Se muere. ¿Se puede, entonces, mantenernos activos como lectores y no solamente hacer un repaso por los recuerdos de sexo, droga y rock 'n roll -que encima son apócrifos-? Claro que sí: Machado de Assis de hecho fue más lejos en las Memorias póstumas de Blas Cubas. También es verdad que Joaquim escribía muy bien; que no podemos pedirle tanto a nadie. Pero, volviendo al punto, ¿cómo? ¿qué hace para hacernos sentir intriga? ¿Esa no sería la verdadera destreza de Foenkinos?
Hablar de cosas verdaderas en literatura es resbaladizo. Lo que podemos asegurar es que hay una voz (la de Lennon) que (como las novelas no se escuchan) Foenkinos logra imitar. Escuchamos a Lennon.
A Machado de Assis, Fonseca, Gilberto Noll y hasta Cuenca en su "novela japonesa" (El único final feliz para una historia de amor es un accidente) los recorre un humor que se podría decir que ilustra a Brasil: ese tono cansado pero sin ánimo de rendirse que les permite pararse con una pata en el carnaval y la otra en la pobreza. Por más que estén en Japón. Y para Lennon, el cantante, el real, el tono fue una de las marcas que abrió caminos. Su manera ronca, diciendo en voz alta como para que lo sepa el mundo, de cantar. El grito primal.
"Los escribí yo"
(Aldo Oliva, después de haber reescrito poemas de Rubén Darío)
Si bien encontramos a los Beatles, el porro con Dylan, la tensión hasta la rotura con Paul, el abandono en su infancia y su violencia en la adultez; aunque en definitiva sea una historia de amor (y una pequeña reivindicación para con Yoko Ono), cuando leemos Lennon miramos al genio musical detrás de las lentes. Nos atrapa "una forma de ser" con la que a veces empatizamos y, necesariamente para que eso ocurra, a veces no, nos rechaza. Foenkinos parece haber querido tomar por unos meses la piel del maestro, la voz íntima, y lo logra. Podemos ver a los ojos a un hombre-niño en el que el pasado y presente ya sólo pueden ser una cosa: algo que le permita empezar de nuevo. Algo que ya pasó y se mira estratégicamente para alzar la frente al futuro.
Pero insisto: el final ya lo sabemos. Y llegamos a ese punto sin mencionar la muerte final rodeándola, sintiéndola cada vez más cerca.
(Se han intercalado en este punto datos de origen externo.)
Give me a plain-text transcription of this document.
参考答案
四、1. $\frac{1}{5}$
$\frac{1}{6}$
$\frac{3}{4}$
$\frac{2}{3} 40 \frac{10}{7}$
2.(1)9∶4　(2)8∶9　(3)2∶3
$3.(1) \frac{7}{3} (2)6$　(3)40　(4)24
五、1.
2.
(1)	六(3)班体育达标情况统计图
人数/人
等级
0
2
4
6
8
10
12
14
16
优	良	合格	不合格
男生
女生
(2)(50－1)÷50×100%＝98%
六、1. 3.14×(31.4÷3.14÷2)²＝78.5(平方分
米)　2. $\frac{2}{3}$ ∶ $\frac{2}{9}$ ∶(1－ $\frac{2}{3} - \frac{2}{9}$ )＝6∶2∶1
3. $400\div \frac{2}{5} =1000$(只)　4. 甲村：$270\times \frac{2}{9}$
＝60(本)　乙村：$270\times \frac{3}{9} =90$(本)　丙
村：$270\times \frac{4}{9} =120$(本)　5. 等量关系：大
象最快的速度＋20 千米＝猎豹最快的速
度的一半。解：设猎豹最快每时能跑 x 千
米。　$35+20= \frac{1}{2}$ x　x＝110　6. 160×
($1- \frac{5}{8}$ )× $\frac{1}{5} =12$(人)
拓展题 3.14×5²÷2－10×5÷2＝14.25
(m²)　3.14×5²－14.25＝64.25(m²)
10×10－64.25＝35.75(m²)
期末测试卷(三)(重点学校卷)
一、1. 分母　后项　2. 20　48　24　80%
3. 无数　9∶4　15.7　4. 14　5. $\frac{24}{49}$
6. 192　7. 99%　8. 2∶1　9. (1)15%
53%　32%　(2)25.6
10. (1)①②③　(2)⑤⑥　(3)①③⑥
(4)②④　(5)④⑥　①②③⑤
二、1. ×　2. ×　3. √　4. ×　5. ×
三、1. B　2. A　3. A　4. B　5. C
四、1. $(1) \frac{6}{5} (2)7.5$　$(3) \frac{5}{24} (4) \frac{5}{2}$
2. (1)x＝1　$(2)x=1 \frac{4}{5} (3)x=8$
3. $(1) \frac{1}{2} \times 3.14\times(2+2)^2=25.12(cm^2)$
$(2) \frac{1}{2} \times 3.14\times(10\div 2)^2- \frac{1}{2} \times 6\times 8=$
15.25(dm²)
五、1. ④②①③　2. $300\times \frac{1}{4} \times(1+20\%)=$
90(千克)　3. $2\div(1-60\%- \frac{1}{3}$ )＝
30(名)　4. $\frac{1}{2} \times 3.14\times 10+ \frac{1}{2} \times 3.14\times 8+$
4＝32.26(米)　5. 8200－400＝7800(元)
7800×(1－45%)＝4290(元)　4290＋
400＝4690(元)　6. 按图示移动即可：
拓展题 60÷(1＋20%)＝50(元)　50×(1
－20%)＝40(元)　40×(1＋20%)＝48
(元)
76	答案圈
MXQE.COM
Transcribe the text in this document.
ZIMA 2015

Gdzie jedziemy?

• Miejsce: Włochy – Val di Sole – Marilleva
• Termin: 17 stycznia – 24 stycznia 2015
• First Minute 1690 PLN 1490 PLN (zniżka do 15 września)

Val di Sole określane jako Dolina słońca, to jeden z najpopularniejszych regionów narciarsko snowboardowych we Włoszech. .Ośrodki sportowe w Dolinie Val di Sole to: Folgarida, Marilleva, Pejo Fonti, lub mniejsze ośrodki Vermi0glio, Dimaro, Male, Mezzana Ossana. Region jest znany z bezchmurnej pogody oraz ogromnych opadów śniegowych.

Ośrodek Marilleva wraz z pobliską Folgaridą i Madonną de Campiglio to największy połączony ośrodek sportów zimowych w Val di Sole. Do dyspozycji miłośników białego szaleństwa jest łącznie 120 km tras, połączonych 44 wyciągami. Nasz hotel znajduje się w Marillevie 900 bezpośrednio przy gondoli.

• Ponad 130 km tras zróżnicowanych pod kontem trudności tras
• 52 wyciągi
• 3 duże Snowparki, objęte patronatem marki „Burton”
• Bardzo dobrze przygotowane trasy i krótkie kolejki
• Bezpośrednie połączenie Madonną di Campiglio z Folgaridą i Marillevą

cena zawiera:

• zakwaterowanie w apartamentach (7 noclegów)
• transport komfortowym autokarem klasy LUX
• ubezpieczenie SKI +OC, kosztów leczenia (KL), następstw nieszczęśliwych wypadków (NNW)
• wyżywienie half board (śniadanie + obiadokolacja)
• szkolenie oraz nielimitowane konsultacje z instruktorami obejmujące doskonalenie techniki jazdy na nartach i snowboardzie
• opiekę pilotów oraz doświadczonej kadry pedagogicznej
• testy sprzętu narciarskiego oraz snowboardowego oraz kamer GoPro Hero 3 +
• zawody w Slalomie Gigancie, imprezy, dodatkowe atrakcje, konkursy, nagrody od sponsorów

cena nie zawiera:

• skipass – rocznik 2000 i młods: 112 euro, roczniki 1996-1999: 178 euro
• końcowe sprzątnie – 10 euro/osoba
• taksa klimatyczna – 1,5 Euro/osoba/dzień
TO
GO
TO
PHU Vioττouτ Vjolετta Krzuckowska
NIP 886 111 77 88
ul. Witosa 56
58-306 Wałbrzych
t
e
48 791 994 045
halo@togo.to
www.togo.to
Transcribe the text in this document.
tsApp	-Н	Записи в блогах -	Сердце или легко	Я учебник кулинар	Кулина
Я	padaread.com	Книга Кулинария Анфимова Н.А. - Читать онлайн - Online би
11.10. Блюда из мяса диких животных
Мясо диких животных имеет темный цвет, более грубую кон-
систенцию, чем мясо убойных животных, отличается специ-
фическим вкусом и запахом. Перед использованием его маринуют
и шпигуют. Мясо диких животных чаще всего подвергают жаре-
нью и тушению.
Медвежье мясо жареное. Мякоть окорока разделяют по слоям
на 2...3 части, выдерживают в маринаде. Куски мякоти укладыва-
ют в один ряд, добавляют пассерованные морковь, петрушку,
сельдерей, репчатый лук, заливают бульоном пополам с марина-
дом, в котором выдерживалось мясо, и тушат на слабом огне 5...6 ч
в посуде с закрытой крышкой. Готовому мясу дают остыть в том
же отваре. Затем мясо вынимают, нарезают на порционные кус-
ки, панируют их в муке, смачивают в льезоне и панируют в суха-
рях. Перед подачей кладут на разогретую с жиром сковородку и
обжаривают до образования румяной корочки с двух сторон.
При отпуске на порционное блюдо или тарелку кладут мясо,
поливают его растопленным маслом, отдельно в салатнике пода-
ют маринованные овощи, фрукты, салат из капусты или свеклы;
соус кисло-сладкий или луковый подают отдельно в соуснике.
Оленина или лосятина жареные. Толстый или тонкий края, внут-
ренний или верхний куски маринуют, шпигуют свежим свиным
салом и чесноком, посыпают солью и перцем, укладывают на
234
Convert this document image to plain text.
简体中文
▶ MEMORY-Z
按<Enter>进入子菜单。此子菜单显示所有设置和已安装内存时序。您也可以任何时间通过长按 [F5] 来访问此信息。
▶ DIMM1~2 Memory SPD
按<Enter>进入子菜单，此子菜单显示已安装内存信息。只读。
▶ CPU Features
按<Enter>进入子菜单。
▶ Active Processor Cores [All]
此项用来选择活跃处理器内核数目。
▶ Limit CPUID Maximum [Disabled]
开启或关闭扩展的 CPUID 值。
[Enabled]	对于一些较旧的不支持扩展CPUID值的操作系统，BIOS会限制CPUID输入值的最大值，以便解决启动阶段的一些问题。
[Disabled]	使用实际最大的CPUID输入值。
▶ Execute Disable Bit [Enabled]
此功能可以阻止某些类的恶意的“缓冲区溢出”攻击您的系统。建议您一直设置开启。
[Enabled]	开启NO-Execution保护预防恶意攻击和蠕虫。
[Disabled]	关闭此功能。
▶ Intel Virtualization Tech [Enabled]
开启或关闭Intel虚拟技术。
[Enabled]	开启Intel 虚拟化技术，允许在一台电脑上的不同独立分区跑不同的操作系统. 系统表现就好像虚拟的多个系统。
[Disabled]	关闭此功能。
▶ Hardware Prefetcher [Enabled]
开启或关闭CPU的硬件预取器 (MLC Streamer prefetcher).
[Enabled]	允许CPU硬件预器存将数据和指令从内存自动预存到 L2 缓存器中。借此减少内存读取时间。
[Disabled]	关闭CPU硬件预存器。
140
El mundo que (re)crea Foenkinos tiene sus reglas caóticas, las de Lennon, pero reglas al fin. La transparencia en el texto, el "no estilo", la imitación que nos hace acordar al grado cero Barthesiano, al monólogo de Gladys de The Buenos Aires Affair y al lenguaje de las cámaras, todos esos ingredientes, pócimas secretas del escritor, preparan un brebaje que nos hace escuchar a John, al tímido detrás del devoramundos, contándonos bajito su vida, cerca del oído. Porque en eso nos convierte Foenkinos: oyentes de un Lennon maduro, con ganas de volver a empezar. Pero los hechos no se inventan, como dice Ford. Y vamos llegando al final deseando que no hubiera ocurrido lo insólito; olvidamos lo implacable de la muerte y no de casualidad. Es mérito de Foenkinos, que nos despierta el anhelo de cambiar la historia, de volver el tiempo atrás, pero no para asesinar a Chapman sino algo aún mucho peor: haber evitado que escuchara a los Beatles.